By John Scott Lewinski
It was a gray morning in April 2012 as Peter Mark rode his ATV over the rocky terrain of Graham Island, a sliver of land west of Canada’s British Columbian shore. A hardcore beachcomber, he’d plotted a course leading to the island’s eastern shore – and he had hoped to find a minor treasure there. A trinket or two. But not a shipping container.
“It couldn’t have been there long,” Mark says of the battered metal box that he found resting against the coast near a set of fresh footprints. Upon peering inside the shipping container, he found the rusted, salt-encrusted hulk of a 2004 Harley-Davidson FXSTB Softail Night Train motorcycle (as he would later learn) with Japanese license plates.

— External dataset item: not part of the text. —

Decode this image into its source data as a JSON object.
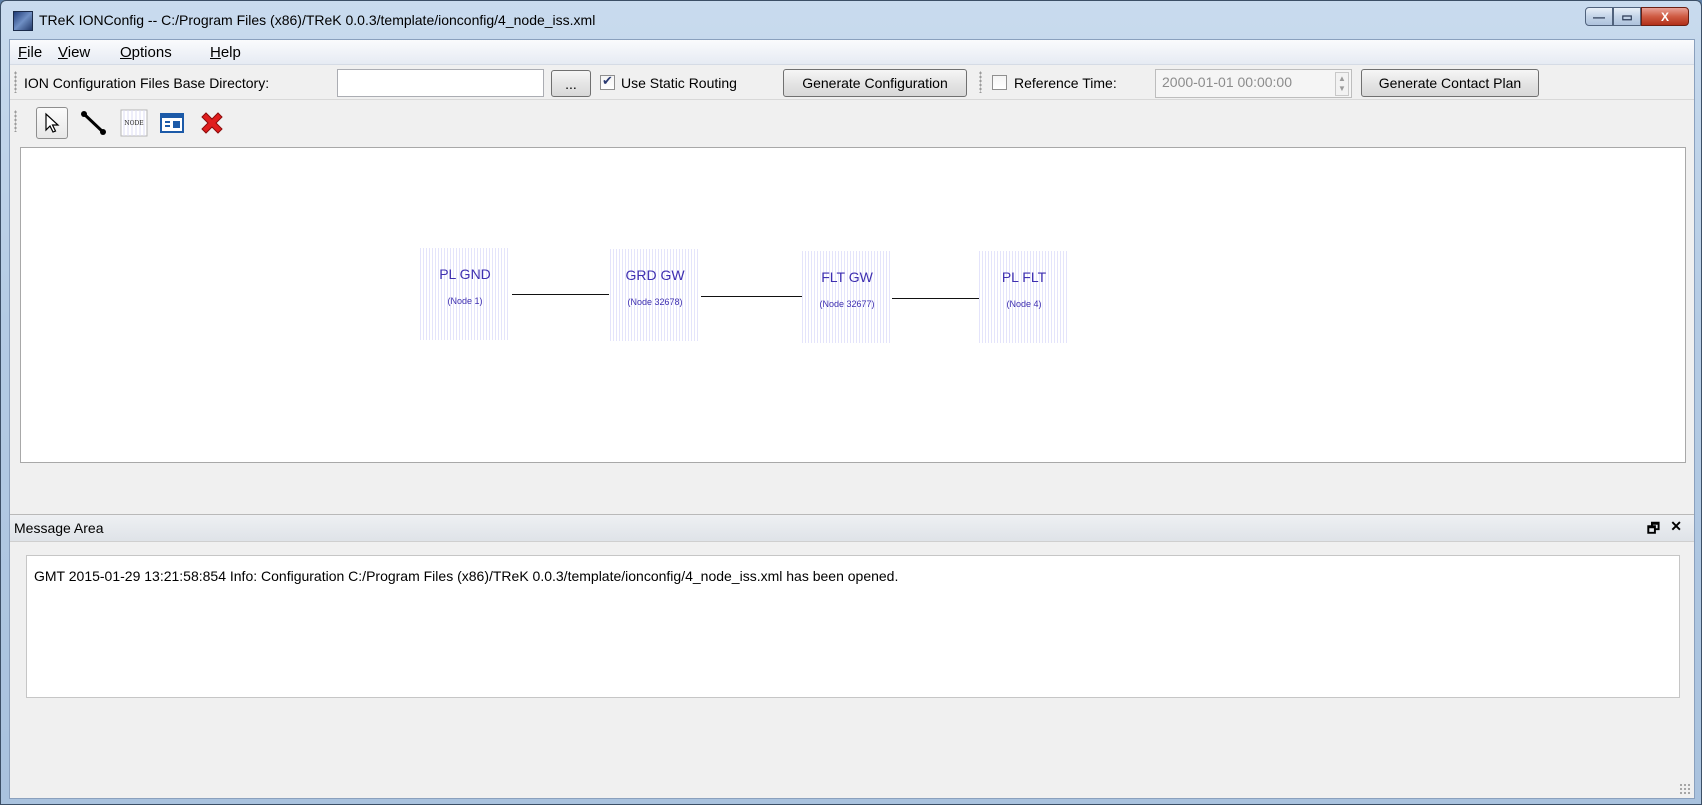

“I knew right away where it must’ve come from,” he says. A little more than a year before, a nightmare of a tsunami had raked across the eastern coast of Japan, killing thousands and setting off the Fukushima nuclear disaster. Apparently, the wave had also lifted up the motorcycle’s shipping container and sent it eastward across 4,000 miles of ocean to heave both onto the shore of Graham Island.

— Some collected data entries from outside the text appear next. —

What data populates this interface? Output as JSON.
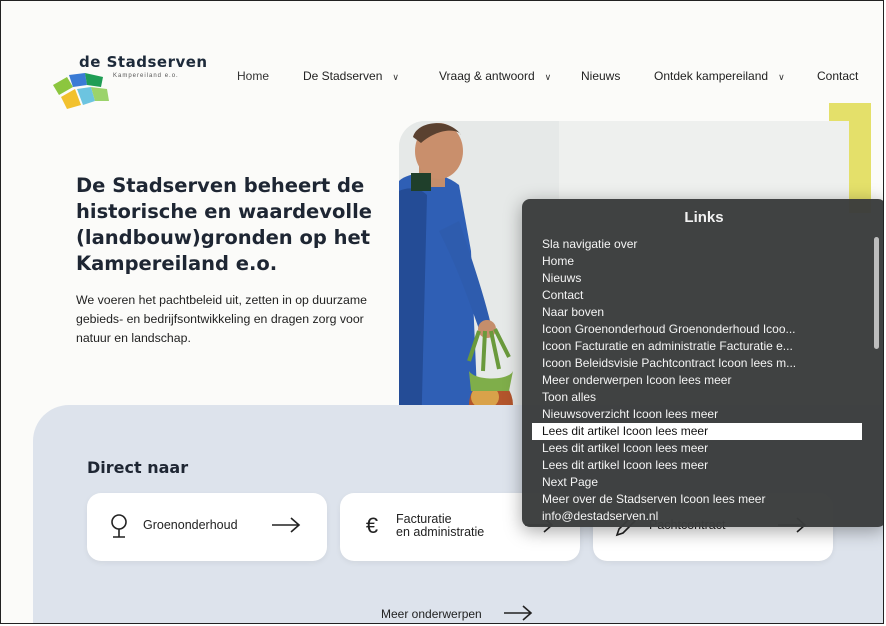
{
  "logo": {
    "title": "de Stadserven",
    "subtitle": "Kampereiland e.o."
  },
  "nav": [
    {
      "label": "Home",
      "dropdown": false
    },
    {
      "label": "De Stadserven",
      "dropdown": true
    },
    {
      "label": "Vraag & antwoord",
      "dropdown": true
    },
    {
      "label": "Nieuws",
      "dropdown": false
    },
    {
      "label": "Ontdek kampereiland",
      "dropdown": true
    },
    {
      "label": "Contact",
      "dropdown": false
    }
  ],
  "hero": {
    "title": "De Stadserven beheert de historische en waardevolle (landbouw)gronden op het Kampereiland e.o.",
    "text": "We voeren het pachtbeleid uit, zetten in op duurzame gebieds- en bedrijfsontwikkeling en dragen zorg voor natuur en landschap."
  },
  "direct": {
    "title": "Direct naar",
    "cards": [
      {
        "label": "Groenonderhoud",
        "icon": "tree-icon"
      },
      {
        "label_line1": "Facturatie",
        "label_line2": "en administratie",
        "icon": "euro-icon"
      },
      {
        "label": "Pachtcontract",
        "icon": "pen-icon"
      }
    ],
    "more": "Meer onderwerpen"
  },
  "rotor": {
    "title": "Links",
    "selected_index": 11,
    "items": [
      "Sla navigatie over",
      "Home",
      "Nieuws",
      "Contact",
      "Naar boven",
      "Icoon Groenonderhoud Groenonderhoud Icoo...",
      "Icoon Facturatie en administratie Facturatie  e...",
      "Icoon Beleidsvisie Pachtcontract Icoon lees m...",
      "Meer onderwerpen Icoon lees meer",
      "Toon alles",
      "Nieuwsoverzicht Icoon lees meer",
      "Lees dit artikel Icoon lees meer",
      "Lees dit artikel Icoon lees meer",
      "Lees dit artikel Icoon lees meer",
      "Next Page",
      "Meer over de Stadserven Icoon lees meer",
      "info@destadserven.nl"
    ]
  },
  "colors": {
    "panel": "#dde3ec",
    "accent_yellow": "#e4e06a",
    "rotor_bg": "#3a3c3c"
  }
}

With help from local Harley dealers, Canadian news outlets and the Harley-Davidson headquarters itself, Mark traced the license plate to Ikuo Yokoyama, who had lost his family, home and friends to the devastating tsunami on March 11, 2011. Now living in temporary housing in the Miyagi Prefecture, Yokoyama refused offers from Harley to return the bike and instead asked that it be put on display in the Harley-Davidson Museum in Milwaukee.

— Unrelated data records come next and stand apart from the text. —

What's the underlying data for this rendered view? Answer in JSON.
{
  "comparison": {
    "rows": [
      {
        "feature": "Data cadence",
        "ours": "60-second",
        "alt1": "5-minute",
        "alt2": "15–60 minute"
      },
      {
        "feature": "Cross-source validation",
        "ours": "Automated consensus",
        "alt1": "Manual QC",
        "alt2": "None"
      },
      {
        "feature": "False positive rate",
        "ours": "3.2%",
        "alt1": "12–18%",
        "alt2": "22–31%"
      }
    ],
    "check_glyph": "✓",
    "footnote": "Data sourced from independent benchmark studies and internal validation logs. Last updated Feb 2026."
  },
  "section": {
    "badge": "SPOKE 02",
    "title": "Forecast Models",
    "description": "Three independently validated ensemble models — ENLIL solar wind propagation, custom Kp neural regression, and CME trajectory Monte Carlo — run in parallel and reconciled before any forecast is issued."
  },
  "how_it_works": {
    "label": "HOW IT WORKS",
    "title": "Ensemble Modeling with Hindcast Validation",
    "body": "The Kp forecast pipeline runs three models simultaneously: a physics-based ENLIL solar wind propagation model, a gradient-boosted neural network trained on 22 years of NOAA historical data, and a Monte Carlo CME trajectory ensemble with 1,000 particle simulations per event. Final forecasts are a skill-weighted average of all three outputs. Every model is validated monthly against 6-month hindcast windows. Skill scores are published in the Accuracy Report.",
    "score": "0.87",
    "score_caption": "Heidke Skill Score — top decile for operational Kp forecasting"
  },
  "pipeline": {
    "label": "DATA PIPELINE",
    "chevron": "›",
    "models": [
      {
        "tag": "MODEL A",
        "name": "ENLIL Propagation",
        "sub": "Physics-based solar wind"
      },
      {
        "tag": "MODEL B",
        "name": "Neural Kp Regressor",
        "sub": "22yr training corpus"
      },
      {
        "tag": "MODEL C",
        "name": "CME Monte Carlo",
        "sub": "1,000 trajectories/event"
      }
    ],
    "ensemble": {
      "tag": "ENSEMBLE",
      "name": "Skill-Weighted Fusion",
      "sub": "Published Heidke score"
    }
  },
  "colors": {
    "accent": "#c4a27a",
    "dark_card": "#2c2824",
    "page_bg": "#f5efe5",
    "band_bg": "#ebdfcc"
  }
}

“He personally asked to have the motorcycle preserved in its current condition,” says museum spokesman Brook Smith, “and displayed as a memorial to those whose lives were lost or forever changed by the tsunami.”
Yokoyama has refused all other comment, and no one has yet come forward with a theory explaining how a damaged steel container completed a journey worthy of any nautical explorer. Bikers offered a few theories at this fall’s Milwaukee Rally, but none that our crack team of oceanographers could verify by press time.